= ArtLords =

ArtLords is an artist collective based in Afghanistan. Between 2014 and 2022, ArtLords completed roughly 2,200 murals in multiple Afghan provinces. Murals covered a range of topics, including national and international social issues like corruption, human rights, and public health.

In addition to murals, ArtLords also ran a cafe in Kabul, published an arts and culture magazine, and had both in-person and online galleries.

== History ==
ArtLords was founded in 2014 by Omaid Sharifi and Kabir Mokamel. The collective's name was chosen to reference and contrast with drug lords and warlords, both of whom have had a negative impact on Afghanistan. Their first mural was "I See You," which gave rise to a larger mural project of the same name in which the group painted large sets of eyes to symbolize the visibility of corruption in the Afghan government. In 2016, the project won ArtLords a Sheikh Tamim Bin Hamad Al Thani Anti-Corruption Excellence Award for their mural project. As of 2019, the project comprised 70 murals.

In 2018, one of the group's murals, of activist Hamida Barmaki, was removed by a militant group. Between 2014 and 2022, ArtLords' artists faced threats of death and kidnapping from the Taliban and their supporters. Three artists were killed by IEDs.

As of 2020, the organization had 18 employees and worked with 54 Afghan artists. In 2021, the government of Afghanistan commissioned ArtLords to create a painting titled "The Unseen Afghanistan", which was then given to the United Nations Secretary-General.

As the Taliban began their takeover of Afghanistan, many ArtLords murals were defaced or destroyed, either by the Taliban or by the artists themselves in an effort to prevent Taliban officials from coming after the artists. ArtLords was painting a mural in Kabul when the Taliban entered the city.

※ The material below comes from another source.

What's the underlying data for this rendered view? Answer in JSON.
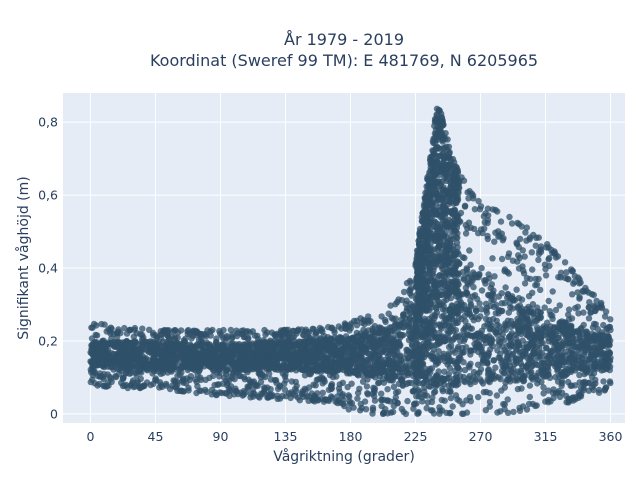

Following the Fall of Kabul in 2021, a number of ArtLords artists attempted to flee the country. The organization has since established offices in Virginia, the United States, and Istanbul, Turkey. Co-founder Sharifi received a fellowship in Harvard University’s Scholars at Risk Program. Five artists were relocated to the American state of Vermont, where they recreated temporary versions of some of their murals.

== Murals ==
Between 2014 and 2022, ArtLords completed roughly 2,200 murals in multiple Afghan provinces. Most of these murals were painted on blast walls which had been erected beginning in the early 2000s. In addition to the walls being good canvases, the collective also suggests that introducing art to the walls creates "a positive, uplifting visual experience" for local residents.

Murals covered a range of topics, including celebrating Afghan workers and raising awareness of national and international social issues like corruption, human rights (including education, the murder of George Floyd, and the killing of Japanese physician Tetsu Nakamura), and public health (including advocating for polio vaccination). The organization described themselves as being welcomed wherever they went to paint murals, which they attributed in part to their collaborative nature; artists utilized a "paint-by-numbers" design and would encourage local residents to join them in painting the mural.

== Recognition ==
In December 2015, the group had an exhibition in Berlin.

In 2019, the Index on Censorship nominated ArtLords for their 2019 Freedom of Expression Award.